I wonder how many of the [Personal Care Assistants] who are paying dues to the SEIU know that they don’t have to?
Government unions have succeeded in classifying tens of thousands of home health and child care workers—including caregiver parents—as state workers. The result? Millions of dollars for government unions and fewer resources for families. Eleven states authorize this intrusion.
According to the State Policy Network, the total skimmed from government funds each year amounts to $200 million from Medicaid, and $50 million from the Temporary Assistance for Needy Families (TANF) program. But this scheme hasn’t gone unchallenged.
In 2014, affected families challenged the legality of taking union dues from their limited subsidies. Their case ended up at the U.S. Supreme Court. In Harris v. Quinn, justices ruled that home caregivers cannot be forced to pay union dues. The problem, according to Minnesota mother Kris Greene: “I wonder how many of the [Personal Care Assistants] who are paying dues to the SEIU know that they don’t have to?”

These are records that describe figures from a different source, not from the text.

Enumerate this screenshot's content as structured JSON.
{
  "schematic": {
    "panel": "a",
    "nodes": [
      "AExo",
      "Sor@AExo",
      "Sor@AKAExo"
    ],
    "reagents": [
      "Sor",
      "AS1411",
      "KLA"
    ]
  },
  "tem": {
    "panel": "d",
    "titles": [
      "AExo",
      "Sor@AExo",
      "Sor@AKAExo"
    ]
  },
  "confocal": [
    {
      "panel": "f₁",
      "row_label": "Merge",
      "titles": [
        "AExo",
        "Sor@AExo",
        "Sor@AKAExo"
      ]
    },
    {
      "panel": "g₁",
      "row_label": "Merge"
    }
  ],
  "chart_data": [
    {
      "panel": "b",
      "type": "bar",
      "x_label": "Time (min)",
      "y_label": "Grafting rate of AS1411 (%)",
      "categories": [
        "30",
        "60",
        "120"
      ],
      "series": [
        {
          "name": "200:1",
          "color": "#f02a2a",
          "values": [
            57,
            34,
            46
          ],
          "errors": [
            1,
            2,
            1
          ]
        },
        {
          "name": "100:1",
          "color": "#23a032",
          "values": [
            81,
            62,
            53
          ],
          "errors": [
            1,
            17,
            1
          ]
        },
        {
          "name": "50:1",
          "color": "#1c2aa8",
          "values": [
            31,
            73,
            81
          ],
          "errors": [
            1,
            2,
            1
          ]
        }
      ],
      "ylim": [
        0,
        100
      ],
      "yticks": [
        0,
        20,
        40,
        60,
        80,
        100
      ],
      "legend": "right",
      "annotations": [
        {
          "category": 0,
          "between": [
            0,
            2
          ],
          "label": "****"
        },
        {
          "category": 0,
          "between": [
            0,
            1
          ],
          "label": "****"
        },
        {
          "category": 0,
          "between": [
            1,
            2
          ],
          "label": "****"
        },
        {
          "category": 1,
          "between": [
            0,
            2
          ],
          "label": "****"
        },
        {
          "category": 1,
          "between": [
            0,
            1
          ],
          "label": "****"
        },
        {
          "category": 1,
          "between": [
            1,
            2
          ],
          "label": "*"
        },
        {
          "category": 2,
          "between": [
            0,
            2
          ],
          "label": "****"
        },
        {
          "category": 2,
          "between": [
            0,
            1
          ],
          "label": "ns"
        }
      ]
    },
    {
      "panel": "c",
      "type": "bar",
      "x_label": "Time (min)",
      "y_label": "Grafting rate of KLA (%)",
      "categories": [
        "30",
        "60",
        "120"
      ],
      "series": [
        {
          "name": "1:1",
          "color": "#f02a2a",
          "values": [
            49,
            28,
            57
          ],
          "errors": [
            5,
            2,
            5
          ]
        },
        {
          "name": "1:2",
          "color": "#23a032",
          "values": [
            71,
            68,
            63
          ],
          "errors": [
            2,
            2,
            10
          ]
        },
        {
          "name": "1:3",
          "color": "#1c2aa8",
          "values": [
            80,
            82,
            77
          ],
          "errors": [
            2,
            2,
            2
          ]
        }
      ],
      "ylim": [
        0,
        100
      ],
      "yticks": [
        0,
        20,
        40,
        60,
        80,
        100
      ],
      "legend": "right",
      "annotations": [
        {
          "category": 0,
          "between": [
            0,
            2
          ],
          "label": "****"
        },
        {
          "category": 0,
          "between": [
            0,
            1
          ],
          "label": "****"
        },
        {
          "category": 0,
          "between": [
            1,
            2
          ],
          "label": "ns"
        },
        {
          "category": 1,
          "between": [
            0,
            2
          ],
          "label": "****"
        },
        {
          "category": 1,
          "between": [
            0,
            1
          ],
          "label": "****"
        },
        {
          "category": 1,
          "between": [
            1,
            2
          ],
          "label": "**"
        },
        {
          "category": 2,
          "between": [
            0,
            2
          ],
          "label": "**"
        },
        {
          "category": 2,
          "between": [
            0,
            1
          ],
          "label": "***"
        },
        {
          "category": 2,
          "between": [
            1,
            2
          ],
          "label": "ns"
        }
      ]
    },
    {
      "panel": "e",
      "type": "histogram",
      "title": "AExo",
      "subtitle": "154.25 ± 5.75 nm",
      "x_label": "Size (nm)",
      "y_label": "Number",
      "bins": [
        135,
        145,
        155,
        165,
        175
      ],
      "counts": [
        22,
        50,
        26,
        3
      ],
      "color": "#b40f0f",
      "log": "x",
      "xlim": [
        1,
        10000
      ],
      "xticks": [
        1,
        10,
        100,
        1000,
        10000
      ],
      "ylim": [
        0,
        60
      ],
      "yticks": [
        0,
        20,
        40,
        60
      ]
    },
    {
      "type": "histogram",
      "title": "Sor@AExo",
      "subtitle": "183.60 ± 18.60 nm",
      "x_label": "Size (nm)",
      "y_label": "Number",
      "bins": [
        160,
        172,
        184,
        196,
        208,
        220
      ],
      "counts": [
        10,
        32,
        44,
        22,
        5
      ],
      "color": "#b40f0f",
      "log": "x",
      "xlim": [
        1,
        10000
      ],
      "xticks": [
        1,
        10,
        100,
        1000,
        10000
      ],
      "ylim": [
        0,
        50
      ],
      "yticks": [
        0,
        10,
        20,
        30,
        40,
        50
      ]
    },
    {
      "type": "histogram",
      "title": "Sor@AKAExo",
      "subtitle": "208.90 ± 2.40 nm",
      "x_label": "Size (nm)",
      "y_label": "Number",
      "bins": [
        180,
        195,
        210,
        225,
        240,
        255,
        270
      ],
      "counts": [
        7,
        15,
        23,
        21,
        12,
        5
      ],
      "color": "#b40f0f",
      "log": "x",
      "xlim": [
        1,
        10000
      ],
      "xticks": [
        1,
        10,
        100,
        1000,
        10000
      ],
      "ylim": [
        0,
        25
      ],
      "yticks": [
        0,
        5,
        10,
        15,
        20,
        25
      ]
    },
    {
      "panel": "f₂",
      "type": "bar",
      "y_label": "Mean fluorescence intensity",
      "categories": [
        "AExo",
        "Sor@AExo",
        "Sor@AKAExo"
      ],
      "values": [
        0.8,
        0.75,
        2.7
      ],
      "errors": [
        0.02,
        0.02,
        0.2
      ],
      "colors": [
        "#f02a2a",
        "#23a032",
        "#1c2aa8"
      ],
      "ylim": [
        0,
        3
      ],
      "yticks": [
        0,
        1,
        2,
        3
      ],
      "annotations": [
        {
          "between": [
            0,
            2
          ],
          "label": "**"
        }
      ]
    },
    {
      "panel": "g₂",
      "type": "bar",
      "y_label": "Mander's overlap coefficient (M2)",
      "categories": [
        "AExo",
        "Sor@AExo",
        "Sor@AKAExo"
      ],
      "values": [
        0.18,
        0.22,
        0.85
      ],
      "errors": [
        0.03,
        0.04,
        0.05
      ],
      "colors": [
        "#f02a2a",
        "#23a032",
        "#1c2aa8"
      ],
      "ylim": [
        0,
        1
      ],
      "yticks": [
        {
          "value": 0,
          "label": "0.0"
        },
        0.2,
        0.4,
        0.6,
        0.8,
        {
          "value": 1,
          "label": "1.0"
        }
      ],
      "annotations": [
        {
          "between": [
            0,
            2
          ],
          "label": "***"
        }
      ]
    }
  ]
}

Greene, who has cared for her disabled daughter Meredie since the girl’s birth with Rubinstein-Taybi Syndrome in 1992, was one of 27,000 home caregivers forced into the SEIU Healthcare union. A new Minnesota state law classified her as a state employee for the purposes of collective bargaining—a technical term that defines a group of workers who can officially negotiate wages and work conditions with an employer (in this case, a disabled child/adult).
Pennsylvania had a similar fight in 2015, when Gov. Tom Wolf issued an executive order allowing SEIU to unionize 20,000 home care workers and collect dues from members using state resources. Dave Smith, who suffers from muscular dystrophy, and his 25-year home caregiver Don Lambrecht quickly challenged the order with the help of the Fairness Center. Thankfully, the Commonwealth Court deemed the Wolf executive order illegal.
“Dave isn’t just someone I take care of, he is my friend,” Lambrecht said after the court ruling. “I hope this stops the governor’s attempts to involve me in a political game I don’t belong in and never wanted to be a part of.”
Wolf appealed the ruling to the state Supreme Court where the case now awaits a verdict.
Now caregiver families across America hope new federal legislation will also free them from grasping unions—once and for all. U.S. Rep. Cathy McMorris Rodgers (R-Wash.) is drafting legislation to ban dues skimming nationwide.
Unionization doesn’t make sense for home health or child care work. What mother would file a grievance against her disabled child? It’s time to end the skimming of caregivers’ stipends and ensure taxpayer resources serve vulnerable children and adults.